7 year lookback
They don’t make compounds like they used to–or at least at the same rate. And with fewer and fewer early-stage molecules moving through pipelines, some discovery-focused CROs have been left in the lurch and healthcare is responding
The number of molecules coming down the pike has declined about 35% since 2008, said John Watson, chief commercial officer at Covance ($CVD), and it looks to remain about flat. Furthermore, Big Pharma, battered by costly development failures, has largely turned off the spigot and focused instead on late-stage candidates, he said.
“There was a day when small and emerging biotechs were putting forward two, three, four, 5 molecules; now they’re putting forward one,” Watson said. “There were decades when (Big Pharma’s) R&D spend grew 10% a year; now it’s flat to declining.”
That means CROs that used to count on early-phase business are having to get creative, and for Charles River Laboratories ($CRL), which specializes in preclinical services, the key to success in an evolving market is delivering consistent quality, Vice President Mike Luther said.
Over the past 25 years or so, drugmakers have slowly warmed up to outsourcing, Luther said, starting with Phase III and gradually expanding all the way to the earliest stages. “As that space has opened up, everybody hung a shingle out and said they were open for business, and what we saw over time was consolidation among the players that actually had the capacity,” Luther said.
That meant a lot of over-promising and under-delivering, he said, which, coupled with the aforementioned decline in newfangled drug candidates, left a lot of quick-to-expand CROs out in the cold, saddled with too much capacity and not enough demand.

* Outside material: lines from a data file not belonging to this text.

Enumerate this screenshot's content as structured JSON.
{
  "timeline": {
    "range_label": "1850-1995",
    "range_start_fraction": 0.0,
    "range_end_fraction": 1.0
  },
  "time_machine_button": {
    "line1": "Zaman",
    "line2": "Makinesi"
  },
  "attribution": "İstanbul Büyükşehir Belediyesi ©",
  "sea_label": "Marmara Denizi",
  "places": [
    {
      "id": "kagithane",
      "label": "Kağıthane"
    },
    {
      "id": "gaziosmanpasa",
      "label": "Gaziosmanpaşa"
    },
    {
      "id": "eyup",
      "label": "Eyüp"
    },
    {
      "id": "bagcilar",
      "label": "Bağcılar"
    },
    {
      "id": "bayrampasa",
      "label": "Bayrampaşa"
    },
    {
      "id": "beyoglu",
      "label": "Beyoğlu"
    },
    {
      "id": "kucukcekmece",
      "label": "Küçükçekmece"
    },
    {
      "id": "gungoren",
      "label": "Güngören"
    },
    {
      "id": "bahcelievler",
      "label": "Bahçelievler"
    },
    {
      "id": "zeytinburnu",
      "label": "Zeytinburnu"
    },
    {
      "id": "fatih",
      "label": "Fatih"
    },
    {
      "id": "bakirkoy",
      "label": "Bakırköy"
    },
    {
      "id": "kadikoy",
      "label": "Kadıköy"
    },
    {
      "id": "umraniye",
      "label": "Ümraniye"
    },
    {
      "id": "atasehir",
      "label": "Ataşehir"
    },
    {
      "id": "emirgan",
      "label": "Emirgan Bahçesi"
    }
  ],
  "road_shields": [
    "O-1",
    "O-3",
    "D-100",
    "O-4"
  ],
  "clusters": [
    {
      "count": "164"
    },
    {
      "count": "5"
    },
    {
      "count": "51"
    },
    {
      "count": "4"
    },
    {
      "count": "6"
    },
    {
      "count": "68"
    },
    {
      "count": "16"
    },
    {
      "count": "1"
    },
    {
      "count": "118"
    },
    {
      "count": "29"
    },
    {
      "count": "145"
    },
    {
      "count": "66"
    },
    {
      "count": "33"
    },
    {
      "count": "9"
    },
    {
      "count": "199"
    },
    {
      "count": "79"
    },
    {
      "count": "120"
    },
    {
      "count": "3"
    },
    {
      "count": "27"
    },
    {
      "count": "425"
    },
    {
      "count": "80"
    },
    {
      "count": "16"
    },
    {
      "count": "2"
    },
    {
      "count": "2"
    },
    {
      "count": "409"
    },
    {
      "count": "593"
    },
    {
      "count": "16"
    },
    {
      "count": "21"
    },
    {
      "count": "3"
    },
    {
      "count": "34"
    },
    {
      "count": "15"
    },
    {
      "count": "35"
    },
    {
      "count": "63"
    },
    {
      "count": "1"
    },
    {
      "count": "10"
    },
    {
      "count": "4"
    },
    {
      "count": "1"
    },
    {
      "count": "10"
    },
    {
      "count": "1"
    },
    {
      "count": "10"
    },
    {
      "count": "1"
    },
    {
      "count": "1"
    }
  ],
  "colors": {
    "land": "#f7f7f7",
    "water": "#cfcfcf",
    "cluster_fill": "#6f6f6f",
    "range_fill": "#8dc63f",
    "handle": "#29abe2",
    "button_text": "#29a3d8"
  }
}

Charles River, on the other hand, has spent its money expanding its expertise and honing its value proposition, Luther said, focusing on consistent quality to drive repeat business. And, at least in the short term, it seems to be working: Last quarter, Charles River posted $292.9 million in net revenue, a 2.9% year-over-year increase driven by driven by 2.6% growth in its preclinical services division.
For Covance, braving the change in preclinical demand has been a matter of getting its capacity in order, Watson said. Back in 2008, the CRO paid Eli Lilly ($LLY) $50 million for a 450-acre early drug development campus, an investment Covance figured would give it the heft it needed to capitalize on the exploding demand for outsourced discovery services.

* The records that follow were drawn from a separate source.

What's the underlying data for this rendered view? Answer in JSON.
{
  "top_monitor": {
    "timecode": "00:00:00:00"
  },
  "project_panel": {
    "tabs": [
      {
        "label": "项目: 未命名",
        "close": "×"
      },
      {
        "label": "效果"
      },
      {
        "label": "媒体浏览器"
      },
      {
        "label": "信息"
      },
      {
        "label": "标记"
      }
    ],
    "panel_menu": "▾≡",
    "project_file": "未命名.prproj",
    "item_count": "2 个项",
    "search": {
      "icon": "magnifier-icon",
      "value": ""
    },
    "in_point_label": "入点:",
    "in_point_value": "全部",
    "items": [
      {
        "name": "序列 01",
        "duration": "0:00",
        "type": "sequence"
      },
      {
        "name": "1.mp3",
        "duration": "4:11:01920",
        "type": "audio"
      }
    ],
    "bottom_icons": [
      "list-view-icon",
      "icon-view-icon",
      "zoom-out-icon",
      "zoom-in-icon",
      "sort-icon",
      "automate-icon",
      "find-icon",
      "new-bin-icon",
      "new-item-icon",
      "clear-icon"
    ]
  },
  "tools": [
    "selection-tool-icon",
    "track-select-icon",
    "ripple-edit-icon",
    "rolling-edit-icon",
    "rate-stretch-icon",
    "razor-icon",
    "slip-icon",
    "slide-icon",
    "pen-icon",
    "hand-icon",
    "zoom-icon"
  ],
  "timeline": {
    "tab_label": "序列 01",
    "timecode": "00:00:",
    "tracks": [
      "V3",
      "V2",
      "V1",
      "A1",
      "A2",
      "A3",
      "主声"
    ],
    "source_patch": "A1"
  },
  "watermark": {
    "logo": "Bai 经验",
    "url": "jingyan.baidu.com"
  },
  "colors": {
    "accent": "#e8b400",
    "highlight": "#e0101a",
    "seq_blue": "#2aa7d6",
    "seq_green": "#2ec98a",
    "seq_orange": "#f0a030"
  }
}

That explosion never quite came to be, of course, and, over the past year, Covance has been paring down its early-phase spending and closing a few sites around the globe to adjust, all a matter of getting its footprint under control, Watson said.
“It’s a classic supply and demand issue,” he said. “Preclinical has a high fixed cost, and if you can get 65%, 70% capacity filled, you can make money in this business, but if you’re below that, you’re going to struggle.”
Now, after absorbing millions in restructuring costs, Covance is much better sized for the new market, Watson said. Last quarter, early-stage services generated $215 million in revenue, down 2.3% from the same period last year but up about 3.1% over Q1.
Growth in the company’s nutritional chemistry, clinical pharmacology and toxicology businesses has so far made up for a continued slump in discovery support and pharmaceutical chemistry services, and each of the units has its own market dynamics, Watson said. Moving forward, Covance expects early phase revenue to stay about flat, but the rise in biotech funding over the past three quarters is an encouraging sign for the future rate of molecule development.
For Charles River, having no late-phase business means it has to leverage its history and breadth of capabilities to cash in on that dwindling preclinical demand. But, as Big Pharma whittles its budgets and looks for more and more outsourcers, the CRO believes its investments and acquisitions will stand out and keep enticing partners.
“We’re not blind to the fact that we’re in an evolving marketplace, and we have to be adaptable and flexible,” Luther said. “… We have to keep our science relevant, and not just the science but the business model.”